Juli 2017, resmi sudah aku menjadi orangtua murid dari seorang siswa SD Negeri di wilayah Jakarta Timur. Saat itu usia Najwa 6 tahun 6 bulan. Meskipun berada pada urutan kedua dari bawah—dari total 64 siswa yang diterima—kami cukup bersyukur karena akhirnya tak perlu mengikuti seleksi penerimaan siswa pada gelombang yang ketiga.
Sebelumnya Najwa memang gagal mendaftar di gelombang pertama. Persaingan usia calon siswa yang rata-rata berada di kisaran 7 hingga 8 tahun membuat namanya langsung terpental beberapa detik setelah formulir pendaftaran berhasil kulengkapi secara online. Ya, seleksi penerimaan siswa di sekolah dasar negeri memang hanya didasarkan pada usia saja, tanpa melihat kompetensi lainnya. Sehingga semakin cukup usianya, maka semakin tinggi pula peringkatnya.
Rupanya hal ini sejalan dengan kebijakan pemerintah yang tidak mewajibkan calon siswa menguasai materi calistung di tingkat taman kanak-kanak. Bahkan untuk masuk ke sekolah dasar pun seorang anak tidak diharuskan lulus dari bangku taman kanak-kanak.
Sebagai calon orangtua murid tanpa pengalaman—karena Najwa adalah anak pertama—kami tentu cukup bersyukur ketika calon sekolah tempat belajar Najwa telah menerapkan Kurtilas, atau Kurikulum 2013. Dalam ekspektasi kami, sistem pembelajaran dengan kurikulum ini akan mendekati metode pembelajaran di sekolah tempat aku pernah bekerja sekitar sepuluh tahun silam. Contextual learning, begitu teman-teman guru biasa menyebutnya.
Kelebihan Kurikulum 2013
Akhirnya, tibalah hari di mana aku dan seluruh orangtua murid baru berkumpul di sekolah untuk pertemuan dengan guru dan kepala sekolah.
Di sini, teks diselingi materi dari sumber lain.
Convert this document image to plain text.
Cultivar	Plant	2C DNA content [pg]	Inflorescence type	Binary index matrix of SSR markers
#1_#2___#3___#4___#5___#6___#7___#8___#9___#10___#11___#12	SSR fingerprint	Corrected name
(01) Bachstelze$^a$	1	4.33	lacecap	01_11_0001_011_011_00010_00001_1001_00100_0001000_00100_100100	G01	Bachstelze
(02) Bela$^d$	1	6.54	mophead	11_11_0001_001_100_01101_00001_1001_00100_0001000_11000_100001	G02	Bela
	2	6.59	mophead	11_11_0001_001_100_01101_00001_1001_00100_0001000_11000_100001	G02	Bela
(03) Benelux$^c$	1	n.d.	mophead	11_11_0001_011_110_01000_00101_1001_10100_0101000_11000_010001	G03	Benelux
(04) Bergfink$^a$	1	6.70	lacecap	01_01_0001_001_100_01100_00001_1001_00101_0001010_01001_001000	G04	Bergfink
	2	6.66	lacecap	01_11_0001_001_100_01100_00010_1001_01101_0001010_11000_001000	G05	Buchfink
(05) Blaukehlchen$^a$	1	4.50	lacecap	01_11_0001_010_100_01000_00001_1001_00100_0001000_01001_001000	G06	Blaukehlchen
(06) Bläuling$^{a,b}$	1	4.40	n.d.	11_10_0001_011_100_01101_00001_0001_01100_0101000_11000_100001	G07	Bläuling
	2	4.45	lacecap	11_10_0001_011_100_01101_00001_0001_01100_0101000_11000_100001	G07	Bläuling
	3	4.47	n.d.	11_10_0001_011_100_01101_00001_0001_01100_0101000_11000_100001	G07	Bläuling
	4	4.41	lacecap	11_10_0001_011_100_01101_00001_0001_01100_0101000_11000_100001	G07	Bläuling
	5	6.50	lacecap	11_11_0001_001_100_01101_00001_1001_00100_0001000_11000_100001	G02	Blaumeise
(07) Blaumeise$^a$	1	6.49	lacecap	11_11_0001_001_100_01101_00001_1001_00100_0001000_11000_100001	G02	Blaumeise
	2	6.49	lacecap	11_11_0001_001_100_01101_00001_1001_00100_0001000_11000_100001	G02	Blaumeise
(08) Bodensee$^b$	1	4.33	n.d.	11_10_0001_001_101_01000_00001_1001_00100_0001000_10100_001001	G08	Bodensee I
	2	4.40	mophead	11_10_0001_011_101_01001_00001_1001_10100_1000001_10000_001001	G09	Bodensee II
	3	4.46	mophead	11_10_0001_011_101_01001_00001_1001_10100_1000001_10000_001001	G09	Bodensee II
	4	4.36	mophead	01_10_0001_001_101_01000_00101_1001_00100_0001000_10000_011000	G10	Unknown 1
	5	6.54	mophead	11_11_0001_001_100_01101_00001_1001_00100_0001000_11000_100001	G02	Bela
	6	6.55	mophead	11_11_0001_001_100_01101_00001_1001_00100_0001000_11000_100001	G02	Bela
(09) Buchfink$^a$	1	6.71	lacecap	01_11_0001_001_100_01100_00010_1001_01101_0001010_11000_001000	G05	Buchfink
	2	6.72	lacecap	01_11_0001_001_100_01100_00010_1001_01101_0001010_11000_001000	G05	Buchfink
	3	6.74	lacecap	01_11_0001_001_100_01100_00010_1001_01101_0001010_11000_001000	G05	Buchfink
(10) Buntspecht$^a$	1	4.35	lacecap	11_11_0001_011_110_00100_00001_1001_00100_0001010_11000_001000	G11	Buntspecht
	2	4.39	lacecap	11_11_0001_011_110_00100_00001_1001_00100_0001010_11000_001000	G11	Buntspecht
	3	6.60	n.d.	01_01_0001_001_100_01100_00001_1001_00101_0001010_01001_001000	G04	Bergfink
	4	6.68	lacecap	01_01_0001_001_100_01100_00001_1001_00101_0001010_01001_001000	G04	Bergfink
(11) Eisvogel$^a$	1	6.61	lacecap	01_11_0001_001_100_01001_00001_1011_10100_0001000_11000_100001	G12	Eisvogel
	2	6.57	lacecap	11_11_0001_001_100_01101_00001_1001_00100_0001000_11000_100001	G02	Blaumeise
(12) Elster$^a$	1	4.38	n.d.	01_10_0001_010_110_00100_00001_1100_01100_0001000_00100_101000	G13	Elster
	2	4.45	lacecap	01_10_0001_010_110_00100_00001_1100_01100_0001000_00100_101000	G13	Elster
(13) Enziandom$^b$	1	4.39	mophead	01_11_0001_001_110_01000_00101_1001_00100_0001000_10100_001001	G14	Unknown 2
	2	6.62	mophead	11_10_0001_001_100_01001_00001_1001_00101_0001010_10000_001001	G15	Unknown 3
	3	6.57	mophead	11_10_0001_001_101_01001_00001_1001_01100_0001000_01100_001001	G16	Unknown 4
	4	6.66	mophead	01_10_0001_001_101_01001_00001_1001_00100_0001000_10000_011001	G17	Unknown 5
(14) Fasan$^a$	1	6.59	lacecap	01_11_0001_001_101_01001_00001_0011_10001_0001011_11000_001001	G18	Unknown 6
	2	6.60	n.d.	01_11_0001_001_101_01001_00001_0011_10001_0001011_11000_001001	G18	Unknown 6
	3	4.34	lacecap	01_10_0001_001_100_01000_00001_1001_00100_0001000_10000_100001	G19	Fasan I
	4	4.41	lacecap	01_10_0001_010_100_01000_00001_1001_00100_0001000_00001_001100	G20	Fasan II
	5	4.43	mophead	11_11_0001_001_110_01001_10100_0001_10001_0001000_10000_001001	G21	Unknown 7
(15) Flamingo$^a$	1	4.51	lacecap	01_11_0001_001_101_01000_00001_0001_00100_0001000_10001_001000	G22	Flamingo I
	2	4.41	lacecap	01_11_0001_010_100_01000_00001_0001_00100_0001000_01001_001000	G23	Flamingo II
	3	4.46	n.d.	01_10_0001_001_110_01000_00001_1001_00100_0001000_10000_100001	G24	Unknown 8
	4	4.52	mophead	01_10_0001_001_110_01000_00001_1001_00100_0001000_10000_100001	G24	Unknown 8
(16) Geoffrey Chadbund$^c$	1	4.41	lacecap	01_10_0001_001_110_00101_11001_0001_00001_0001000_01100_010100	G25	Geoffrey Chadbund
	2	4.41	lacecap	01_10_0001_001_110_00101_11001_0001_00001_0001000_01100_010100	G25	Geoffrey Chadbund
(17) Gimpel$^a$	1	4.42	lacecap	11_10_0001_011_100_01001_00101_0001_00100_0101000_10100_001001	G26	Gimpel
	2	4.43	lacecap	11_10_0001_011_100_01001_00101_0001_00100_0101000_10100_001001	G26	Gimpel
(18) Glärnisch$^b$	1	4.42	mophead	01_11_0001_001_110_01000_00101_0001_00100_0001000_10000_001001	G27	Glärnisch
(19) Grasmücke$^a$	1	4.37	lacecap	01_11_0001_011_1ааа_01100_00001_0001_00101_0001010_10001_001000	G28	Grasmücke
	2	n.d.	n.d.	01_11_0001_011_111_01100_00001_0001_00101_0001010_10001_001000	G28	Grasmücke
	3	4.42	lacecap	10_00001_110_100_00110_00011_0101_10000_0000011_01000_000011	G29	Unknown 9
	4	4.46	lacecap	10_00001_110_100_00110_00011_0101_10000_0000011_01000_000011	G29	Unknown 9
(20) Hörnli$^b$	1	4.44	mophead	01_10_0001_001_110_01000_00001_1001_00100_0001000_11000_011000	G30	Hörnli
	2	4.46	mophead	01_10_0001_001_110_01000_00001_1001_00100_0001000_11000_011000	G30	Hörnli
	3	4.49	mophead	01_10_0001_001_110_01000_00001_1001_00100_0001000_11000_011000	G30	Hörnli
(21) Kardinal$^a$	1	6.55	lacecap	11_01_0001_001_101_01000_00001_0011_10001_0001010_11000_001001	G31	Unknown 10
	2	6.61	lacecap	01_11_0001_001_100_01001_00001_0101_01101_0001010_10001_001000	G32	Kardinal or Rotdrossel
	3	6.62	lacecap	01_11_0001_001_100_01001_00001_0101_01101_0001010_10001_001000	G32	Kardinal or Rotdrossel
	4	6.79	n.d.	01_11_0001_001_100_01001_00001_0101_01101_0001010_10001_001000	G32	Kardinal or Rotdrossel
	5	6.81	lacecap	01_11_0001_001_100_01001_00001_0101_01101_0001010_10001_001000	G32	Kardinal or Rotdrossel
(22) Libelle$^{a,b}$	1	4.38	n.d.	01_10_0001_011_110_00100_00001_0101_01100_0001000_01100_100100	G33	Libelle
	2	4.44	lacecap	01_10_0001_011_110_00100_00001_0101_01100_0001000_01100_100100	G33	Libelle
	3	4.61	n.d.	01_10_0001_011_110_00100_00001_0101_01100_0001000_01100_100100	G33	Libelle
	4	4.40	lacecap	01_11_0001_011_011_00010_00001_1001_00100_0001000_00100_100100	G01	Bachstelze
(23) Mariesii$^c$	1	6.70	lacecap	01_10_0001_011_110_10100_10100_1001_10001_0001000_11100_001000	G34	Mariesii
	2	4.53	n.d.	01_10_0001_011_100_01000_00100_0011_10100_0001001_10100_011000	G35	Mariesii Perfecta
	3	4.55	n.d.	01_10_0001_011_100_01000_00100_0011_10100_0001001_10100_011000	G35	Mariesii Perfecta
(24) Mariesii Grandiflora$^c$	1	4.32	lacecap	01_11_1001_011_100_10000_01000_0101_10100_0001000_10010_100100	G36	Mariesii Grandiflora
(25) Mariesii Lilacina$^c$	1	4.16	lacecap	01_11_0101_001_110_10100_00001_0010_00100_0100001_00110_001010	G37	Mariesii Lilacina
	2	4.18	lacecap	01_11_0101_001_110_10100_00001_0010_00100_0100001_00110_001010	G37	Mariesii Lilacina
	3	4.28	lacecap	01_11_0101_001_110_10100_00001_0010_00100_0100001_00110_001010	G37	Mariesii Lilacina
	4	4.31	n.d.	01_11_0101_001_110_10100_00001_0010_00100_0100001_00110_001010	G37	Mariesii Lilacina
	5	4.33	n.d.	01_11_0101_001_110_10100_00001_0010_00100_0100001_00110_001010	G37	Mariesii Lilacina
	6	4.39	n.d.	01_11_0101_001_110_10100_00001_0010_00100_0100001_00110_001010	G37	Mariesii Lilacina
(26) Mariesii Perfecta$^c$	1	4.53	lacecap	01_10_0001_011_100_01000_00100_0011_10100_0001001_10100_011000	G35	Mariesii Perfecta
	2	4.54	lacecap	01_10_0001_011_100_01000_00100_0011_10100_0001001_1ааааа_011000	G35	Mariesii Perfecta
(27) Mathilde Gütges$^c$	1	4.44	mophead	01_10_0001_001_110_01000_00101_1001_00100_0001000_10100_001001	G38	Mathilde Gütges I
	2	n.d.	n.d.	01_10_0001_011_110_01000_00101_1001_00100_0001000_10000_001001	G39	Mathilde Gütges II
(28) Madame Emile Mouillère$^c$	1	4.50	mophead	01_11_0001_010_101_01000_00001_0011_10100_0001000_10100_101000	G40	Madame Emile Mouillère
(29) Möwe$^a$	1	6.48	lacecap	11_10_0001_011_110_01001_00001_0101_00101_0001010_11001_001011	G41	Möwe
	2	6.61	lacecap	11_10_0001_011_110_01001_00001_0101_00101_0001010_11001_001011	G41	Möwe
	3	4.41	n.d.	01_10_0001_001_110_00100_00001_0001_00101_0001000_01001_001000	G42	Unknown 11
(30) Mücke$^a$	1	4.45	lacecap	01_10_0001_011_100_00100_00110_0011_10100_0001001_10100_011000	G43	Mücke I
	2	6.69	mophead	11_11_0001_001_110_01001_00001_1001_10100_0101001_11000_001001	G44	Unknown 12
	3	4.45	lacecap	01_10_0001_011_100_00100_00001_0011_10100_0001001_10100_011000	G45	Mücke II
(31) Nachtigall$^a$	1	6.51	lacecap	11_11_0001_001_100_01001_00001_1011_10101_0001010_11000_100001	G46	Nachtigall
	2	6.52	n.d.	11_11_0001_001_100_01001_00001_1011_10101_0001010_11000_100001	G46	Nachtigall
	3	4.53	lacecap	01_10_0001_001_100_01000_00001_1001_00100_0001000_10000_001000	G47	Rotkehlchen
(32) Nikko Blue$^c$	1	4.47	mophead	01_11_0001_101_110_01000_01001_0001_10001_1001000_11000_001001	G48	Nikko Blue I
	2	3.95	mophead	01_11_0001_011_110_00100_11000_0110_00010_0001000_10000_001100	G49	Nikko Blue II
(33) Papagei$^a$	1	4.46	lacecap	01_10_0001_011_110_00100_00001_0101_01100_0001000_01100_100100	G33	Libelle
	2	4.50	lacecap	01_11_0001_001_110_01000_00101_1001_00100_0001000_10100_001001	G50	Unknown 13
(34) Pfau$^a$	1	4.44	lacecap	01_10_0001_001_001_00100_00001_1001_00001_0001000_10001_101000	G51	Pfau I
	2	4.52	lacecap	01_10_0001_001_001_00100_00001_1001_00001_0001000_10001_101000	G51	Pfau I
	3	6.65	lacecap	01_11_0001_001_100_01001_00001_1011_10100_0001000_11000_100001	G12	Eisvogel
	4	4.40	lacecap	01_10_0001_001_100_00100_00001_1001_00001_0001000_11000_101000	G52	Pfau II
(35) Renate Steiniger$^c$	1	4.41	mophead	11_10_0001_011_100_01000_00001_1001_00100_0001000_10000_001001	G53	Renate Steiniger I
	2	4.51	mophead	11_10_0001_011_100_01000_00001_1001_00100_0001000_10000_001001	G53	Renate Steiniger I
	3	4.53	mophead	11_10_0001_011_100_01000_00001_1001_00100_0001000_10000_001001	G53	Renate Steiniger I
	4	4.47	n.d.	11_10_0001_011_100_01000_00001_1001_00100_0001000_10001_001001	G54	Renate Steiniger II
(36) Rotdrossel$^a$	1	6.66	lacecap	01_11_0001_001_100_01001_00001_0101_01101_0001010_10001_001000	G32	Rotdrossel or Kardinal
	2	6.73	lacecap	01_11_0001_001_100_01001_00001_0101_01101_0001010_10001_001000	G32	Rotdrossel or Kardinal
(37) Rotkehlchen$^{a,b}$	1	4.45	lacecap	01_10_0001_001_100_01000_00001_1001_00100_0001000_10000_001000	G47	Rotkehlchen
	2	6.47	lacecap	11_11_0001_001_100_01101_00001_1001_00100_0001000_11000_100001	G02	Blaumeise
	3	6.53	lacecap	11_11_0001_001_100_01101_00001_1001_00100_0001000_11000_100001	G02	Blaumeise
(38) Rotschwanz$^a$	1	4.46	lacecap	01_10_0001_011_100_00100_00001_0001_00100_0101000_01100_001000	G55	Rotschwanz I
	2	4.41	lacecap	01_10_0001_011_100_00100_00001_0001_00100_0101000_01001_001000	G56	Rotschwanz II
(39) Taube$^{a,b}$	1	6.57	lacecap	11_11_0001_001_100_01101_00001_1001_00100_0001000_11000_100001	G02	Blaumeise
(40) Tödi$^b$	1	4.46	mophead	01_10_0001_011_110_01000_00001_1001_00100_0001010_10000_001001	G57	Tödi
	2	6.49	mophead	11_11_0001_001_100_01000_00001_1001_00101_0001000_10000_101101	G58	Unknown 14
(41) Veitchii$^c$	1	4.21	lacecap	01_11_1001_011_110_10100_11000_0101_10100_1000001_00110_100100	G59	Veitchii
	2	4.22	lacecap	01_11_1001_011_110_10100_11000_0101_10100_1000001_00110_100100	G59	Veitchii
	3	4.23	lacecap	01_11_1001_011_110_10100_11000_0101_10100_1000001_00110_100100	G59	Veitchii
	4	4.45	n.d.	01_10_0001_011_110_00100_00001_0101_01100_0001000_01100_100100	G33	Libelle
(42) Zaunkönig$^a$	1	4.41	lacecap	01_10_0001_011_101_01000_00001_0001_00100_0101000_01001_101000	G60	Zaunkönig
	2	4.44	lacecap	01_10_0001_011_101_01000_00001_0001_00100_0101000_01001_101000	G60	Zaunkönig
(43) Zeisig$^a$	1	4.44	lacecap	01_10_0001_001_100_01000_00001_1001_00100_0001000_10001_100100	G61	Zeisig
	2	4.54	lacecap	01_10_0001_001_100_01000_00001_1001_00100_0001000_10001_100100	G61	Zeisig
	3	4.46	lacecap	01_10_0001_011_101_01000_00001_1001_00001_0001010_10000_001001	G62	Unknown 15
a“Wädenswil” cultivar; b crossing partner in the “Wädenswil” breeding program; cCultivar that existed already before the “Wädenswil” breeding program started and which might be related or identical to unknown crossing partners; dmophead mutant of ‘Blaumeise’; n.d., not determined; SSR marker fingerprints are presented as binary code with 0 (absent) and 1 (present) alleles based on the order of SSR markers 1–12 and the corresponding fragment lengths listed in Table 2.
Dalam acara yang berdurasi kurang lebih 60 menit tersebut, guru menekankan bahwa dalam Kurikulum 2013 nanti tidak ada lagi sistem ranking kelas, karena pada dasarnya semua anak cerdas dengan kecerdasan masing-masing. Sehingga tidak ada siswa paling cerdas atau sebaliknya.
Berulang kali pula guru menekankan bahwa penilaian dalam Kurtilas tidak didasarkan pada hasil akademis saja, melainkan karakter dan kepribadian anak. Oleh sebab itu guru tidak hanya menilai berdasarkan hasil di atas kertas, tapi juga dari keseharian dan cara anak berinteraksi dengan lingkungannya.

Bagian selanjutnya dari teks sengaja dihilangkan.